The historic weakness of classical liberalism is a tendency to equivocate and delay even on questions that do demand blinding moral certainty, like confronting the rise of fascism in the 1930s or Jim Crow for decades before the 1960s. The historic strength of liberalism is that it usually rises to the occasion eventually. A political philosophy that embraces relativism over absolutism, that prefers the practical over the theoretical, that encourages conflicting perspectives rather than orthodoxy, that appreciates contradiction and contingency, is a lot more durable over the long haul. Critics on the left who have disdain for this squishy worldview should acknowledge that historically societies that draw hard lines against offensive speech nearly always do so in the name of protecting established power, not attacking prejudice or empowering marginalized voices.

But this, too, is getting a bit abstract. And abstraction may be the greatest hazard to constructive political debate in this age, as we huddle at home on keyboards and see colleagues, if at all, by Zoom screens. What is striking about the various speech manifestos is how they refer to fellow writers who happen to disagree as though they are distant strangers, odious stick-figure characters. One feels this distance in both directions in Bari Weiss’ complaint to New York Times publisher A.G. Sulzberger, in a public resignation letter, as she berates colleagues who she says bully her and allegedly regard “history itself [as] one more ephemeral thing molded to fit the needs of a predetermined narrative.”

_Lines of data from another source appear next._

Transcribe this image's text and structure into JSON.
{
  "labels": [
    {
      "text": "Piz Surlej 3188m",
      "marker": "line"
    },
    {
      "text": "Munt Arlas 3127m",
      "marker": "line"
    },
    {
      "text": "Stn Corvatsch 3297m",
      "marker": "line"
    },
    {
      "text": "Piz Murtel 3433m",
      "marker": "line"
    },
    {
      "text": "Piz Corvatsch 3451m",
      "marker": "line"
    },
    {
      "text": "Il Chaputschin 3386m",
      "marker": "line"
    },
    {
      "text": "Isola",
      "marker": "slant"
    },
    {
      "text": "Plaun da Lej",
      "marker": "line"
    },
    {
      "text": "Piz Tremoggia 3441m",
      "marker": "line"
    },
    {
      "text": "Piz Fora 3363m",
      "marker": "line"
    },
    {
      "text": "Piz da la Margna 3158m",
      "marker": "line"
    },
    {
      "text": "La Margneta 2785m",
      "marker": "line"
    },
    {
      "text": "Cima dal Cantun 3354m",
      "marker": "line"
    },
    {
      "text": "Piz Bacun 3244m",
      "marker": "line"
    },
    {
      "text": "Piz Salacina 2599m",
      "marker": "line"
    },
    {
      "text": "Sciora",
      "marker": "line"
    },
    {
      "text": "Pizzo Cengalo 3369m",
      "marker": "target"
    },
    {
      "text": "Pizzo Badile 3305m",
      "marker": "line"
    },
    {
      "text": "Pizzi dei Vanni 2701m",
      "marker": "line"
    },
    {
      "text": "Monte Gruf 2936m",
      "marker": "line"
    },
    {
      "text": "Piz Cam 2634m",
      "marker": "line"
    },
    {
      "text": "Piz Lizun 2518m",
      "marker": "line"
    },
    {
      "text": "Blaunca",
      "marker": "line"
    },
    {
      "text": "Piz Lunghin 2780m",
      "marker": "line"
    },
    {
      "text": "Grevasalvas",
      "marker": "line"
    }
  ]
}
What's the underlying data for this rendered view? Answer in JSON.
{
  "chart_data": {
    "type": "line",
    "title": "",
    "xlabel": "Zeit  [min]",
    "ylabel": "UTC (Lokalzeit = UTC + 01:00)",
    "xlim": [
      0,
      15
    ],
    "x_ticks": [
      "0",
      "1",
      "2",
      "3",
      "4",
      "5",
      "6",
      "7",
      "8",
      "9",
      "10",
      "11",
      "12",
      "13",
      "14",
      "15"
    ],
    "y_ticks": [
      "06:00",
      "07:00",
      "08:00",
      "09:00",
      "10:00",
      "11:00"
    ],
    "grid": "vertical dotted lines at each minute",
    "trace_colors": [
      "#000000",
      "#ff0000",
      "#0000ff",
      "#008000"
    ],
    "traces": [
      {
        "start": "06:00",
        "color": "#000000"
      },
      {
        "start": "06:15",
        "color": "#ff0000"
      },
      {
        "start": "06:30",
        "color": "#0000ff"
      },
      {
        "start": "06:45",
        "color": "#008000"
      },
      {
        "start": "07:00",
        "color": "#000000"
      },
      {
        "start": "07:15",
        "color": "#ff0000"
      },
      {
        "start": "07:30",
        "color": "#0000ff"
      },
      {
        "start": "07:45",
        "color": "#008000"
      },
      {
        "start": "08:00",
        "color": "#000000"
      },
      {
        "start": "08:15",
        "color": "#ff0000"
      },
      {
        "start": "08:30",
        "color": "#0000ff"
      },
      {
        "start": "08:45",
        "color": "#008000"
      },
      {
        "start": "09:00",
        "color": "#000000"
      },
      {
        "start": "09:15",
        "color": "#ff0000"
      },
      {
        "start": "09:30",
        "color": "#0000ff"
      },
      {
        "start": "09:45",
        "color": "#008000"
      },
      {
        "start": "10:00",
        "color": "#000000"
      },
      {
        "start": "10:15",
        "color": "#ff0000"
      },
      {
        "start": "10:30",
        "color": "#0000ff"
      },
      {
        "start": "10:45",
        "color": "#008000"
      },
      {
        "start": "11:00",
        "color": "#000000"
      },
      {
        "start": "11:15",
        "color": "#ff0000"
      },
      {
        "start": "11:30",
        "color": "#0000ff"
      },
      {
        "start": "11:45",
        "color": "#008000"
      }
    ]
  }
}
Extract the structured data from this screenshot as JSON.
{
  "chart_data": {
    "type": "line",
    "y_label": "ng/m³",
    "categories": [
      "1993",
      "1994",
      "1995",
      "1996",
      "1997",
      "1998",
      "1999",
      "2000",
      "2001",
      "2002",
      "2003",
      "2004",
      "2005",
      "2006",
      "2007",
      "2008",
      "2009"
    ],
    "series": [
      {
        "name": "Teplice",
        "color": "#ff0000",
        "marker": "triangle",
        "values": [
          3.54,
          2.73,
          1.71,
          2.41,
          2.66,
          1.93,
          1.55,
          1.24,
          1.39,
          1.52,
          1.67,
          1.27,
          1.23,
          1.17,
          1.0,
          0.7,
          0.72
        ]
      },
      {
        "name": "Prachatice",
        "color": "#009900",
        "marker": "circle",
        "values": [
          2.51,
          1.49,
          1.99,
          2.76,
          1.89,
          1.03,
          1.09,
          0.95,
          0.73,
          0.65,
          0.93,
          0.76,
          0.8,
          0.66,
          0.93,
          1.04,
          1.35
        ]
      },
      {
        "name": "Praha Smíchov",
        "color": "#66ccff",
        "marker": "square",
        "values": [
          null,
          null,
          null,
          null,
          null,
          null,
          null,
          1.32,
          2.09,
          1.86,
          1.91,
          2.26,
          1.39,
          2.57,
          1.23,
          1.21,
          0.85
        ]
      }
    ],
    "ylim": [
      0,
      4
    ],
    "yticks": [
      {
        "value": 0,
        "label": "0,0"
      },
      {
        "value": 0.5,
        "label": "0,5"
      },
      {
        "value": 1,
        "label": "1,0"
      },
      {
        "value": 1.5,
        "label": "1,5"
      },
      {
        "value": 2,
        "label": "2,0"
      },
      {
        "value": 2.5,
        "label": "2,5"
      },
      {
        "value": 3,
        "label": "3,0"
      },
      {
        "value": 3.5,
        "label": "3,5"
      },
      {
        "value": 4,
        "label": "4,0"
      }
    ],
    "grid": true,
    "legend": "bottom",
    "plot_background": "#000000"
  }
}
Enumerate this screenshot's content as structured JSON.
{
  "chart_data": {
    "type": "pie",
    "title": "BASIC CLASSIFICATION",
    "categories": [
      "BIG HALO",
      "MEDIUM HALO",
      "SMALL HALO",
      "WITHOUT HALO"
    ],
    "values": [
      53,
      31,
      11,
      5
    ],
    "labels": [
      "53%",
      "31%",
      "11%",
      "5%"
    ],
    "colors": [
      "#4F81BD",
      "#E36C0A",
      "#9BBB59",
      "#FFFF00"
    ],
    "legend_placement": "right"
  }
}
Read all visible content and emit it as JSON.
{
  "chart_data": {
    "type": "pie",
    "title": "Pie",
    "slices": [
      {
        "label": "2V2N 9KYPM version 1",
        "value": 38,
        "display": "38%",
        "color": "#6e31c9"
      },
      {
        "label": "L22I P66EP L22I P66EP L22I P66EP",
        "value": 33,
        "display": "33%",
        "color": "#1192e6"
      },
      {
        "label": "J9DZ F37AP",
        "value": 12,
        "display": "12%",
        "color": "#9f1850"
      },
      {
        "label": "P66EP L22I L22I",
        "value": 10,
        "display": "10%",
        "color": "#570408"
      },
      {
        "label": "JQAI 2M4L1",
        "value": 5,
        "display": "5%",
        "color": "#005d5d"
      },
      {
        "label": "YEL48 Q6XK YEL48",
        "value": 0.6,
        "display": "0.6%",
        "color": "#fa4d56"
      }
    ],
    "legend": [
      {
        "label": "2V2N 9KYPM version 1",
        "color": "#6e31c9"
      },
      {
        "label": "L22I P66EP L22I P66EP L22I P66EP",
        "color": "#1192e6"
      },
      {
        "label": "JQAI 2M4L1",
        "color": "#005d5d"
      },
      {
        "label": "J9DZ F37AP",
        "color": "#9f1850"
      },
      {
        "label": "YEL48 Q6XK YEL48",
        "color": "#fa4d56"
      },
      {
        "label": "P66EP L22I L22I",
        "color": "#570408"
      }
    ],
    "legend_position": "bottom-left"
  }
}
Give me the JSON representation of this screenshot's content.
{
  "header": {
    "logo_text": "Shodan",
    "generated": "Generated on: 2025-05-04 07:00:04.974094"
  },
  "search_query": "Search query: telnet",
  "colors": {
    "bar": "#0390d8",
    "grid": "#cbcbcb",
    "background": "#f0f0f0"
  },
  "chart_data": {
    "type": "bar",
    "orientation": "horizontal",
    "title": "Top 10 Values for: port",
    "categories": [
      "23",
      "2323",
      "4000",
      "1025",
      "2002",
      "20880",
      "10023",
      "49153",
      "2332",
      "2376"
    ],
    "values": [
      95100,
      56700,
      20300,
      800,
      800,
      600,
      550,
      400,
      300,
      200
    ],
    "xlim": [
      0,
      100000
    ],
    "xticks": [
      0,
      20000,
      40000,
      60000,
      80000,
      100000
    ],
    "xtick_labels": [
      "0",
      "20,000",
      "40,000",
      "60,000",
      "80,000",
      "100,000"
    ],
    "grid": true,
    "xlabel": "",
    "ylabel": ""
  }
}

One feels that distance again in the open-letter rebuttal to the Harper’s letter as it lashes signatories for invoking “seductive but nebulous concepts and coded language to obscure the actual meaning behind their words,” the aim of which is “to control and derail the ongoing debate about who gets to have a platform.”

These days, many more writers have a platform than ever before. The question is how to use it. The external world—its problems and remedies—is a more compelling subject than the internal psychology of writers.